3. With the exception of the expressed consent of Les éditions Esse, the writer agrees to submit a previously unpublished, original text.

4. All articles are reviewed by the Editorial Board, which reserves the right to accept or refuse a submitted article. Selection criteria are based on the quality of the analyze and writing, the relevance of the text in the issue (in regards to the theme) and on the relevance of the chosen artworks and artists. Selection of articles may take up to 6 weeks after submission by the writer. The Board’s decision is final.

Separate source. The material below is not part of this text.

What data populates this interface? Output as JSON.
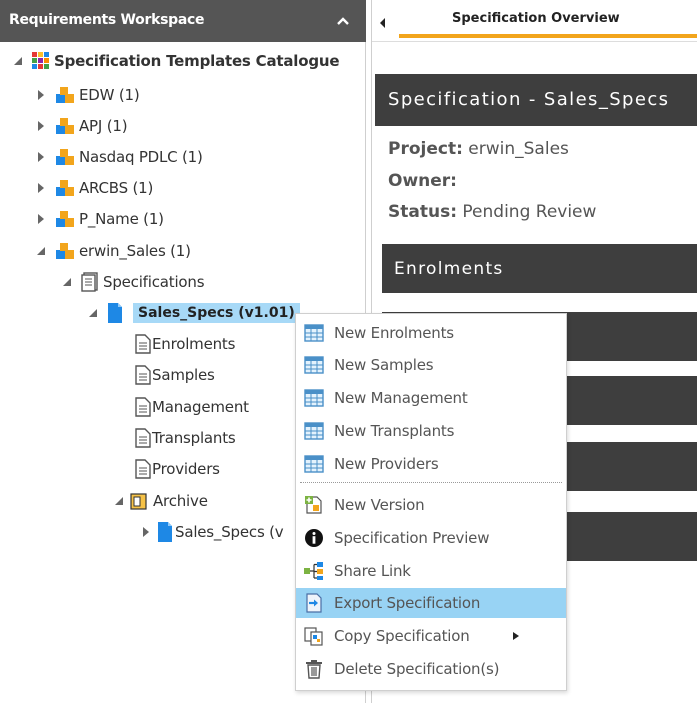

A refused text will not be re-evaluated.

5. With the exception of the expressed consent of the Board, the Board does not consider articles that may represent a potential conflict of interest between the writer and the content of the article (i.e., a text written by the curator of an exhibition).

6. The writers whose pieces are selected commit to format their text according to the typographic standards of Esse, following the guidelines sent to them with the publishing contract.

7. With the respect to the vision and style of the writer, the Board reserves the right to ask for corrections and modifications to be made to ensure overall clarity, and coherence of an article.

8. Conditionally accepted articles will be up for discussion between the writer and the Board.

If changes are requested by the Board, the writer will have 15 (fifteen) days to carry these out.

9. All costs of typographical correction of the author's text shall be borne by Esse except the author's corrections, if applicable, which shall be borne by the author.